Postgres regex search over 10,000 GitHub repositories (using only a Macbook)
In this article, we share empirical measurements from our experiments in using Postgres to index and search over 10,000 top GitHub repositories using pg_trgm
on only a Macbook.
This is a follow up to “Postgres Trigram search learnings”, in which we shared several learnings and beliefs about trying to use Postgres Trigram indexes as an alterative to Google’s Zoekt (“Fast trigram based code search”).
We share our results, as well as the exact steps we performed, scripts, and lists of the top 20,000 repositories by stars/language on GitHub so you can reproduce the results yourself should you desire.
TL;DR
This article is extensive and more akin to a research paper than a blog post. If you’re interested in our conclusions, see conclusions instead.
Goals
We wanted to get empirical measurements for how suitable Postgres is in providing regexp search over documents, e.g. as an alterative to Google’s Zoekt (“Fast trigram based code search”).

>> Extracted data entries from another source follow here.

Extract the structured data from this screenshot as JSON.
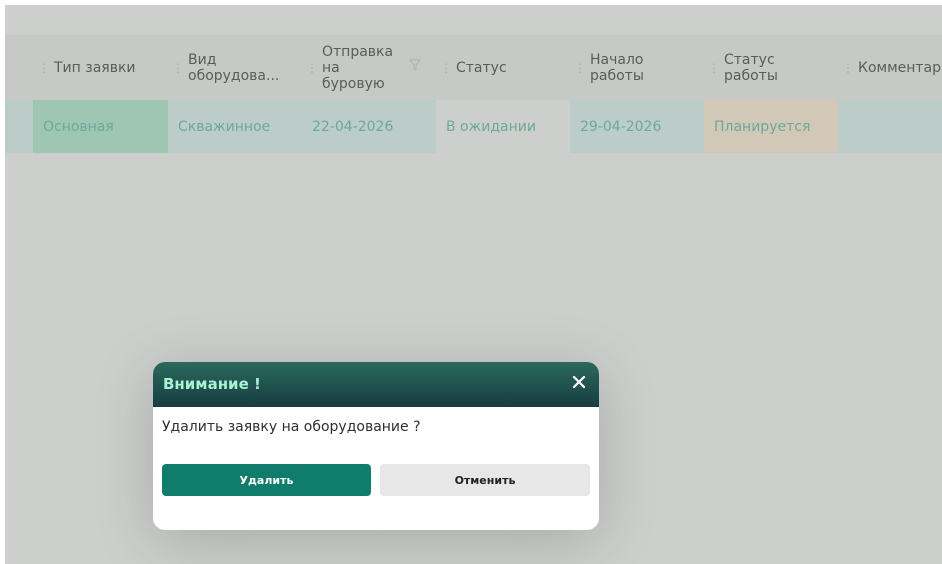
{
  "table": {
    "columns": [
      {
        "label": "Тип заявки"
      },
      {
        "label": "Вид\nоборудова..."
      },
      {
        "label": "Отправка\nна\nбуровую"
      },
      {
        "label": "Статус"
      },
      {
        "label": "Начало\nработы"
      },
      {
        "label": "Статус\nработы"
      },
      {
        "label": "Комментар.."
      }
    ],
    "rows": [
      {
        "cells": [
          {
            "value": "Основная",
            "highlight": "#a6e5c9"
          },
          {
            "value": "Скважинное",
            "highlight": "#d8efec"
          },
          {
            "value": "22-04-2026",
            "highlight": "#d8efec"
          },
          {
            "value": "В ожидании",
            "highlight": "#f5f5f5"
          },
          {
            "value": "29-04-2026",
            "highlight": "#d8efec"
          },
          {
            "value": "Планируется",
            "highlight": "#fbe9cf"
          },
          {
            "value": "",
            "highlight": "#d8efec"
          }
        ]
      }
    ]
  },
  "icons": {
    "column_grip": "column-resize-grip-icon",
    "filter": "filter-icon",
    "close": "close-icon"
  },
  "dialog": {
    "title": "Внимание !",
    "message": "Удалить заявку на оборудование ?",
    "confirm_label": "Удалить",
    "cancel_label": "Отменить"
  },
  "colors": {
    "accent": "#107d6c",
    "dialog_header_top": "#2a6a5d",
    "dialog_header_bottom": "#173c41",
    "dialog_title": "#a9f2d3",
    "row_text": "#4cb49c"
  }
}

In specific:
- How many repositories can we index on just a 2019 Macbook Pro?
- How fast are different regexp searches over the corpus?
- What Postgres 13 configuration gives best results?
- What other operational effects need consideration if seriously attempting to use Postgres as the backend for a regexp search engine?
- What is the best database schema to use?
Hardware
We ran all tests on a 2019 Macbook Pro with:
- 2.3 GHz 8-Core Intel Core i9
- 16 GB 2667 MHz DDR4
During test execution, few other Mac applications were in use such that effectively all CPU/memory was available to Postgres.
Corpus
We scraped lists of the top 1,000 repositories from the GitHub search API ranked by stars for each of the following languages (~20.5k repositories in total):
- C++, C#, CSS, Go, HTML, Java, JavaScript, MatLab, ObjC, Perl, PHP, Python, Ruby, Rust, Shell, Solidity, Swift, TypeScript, VB .NET, and Zig.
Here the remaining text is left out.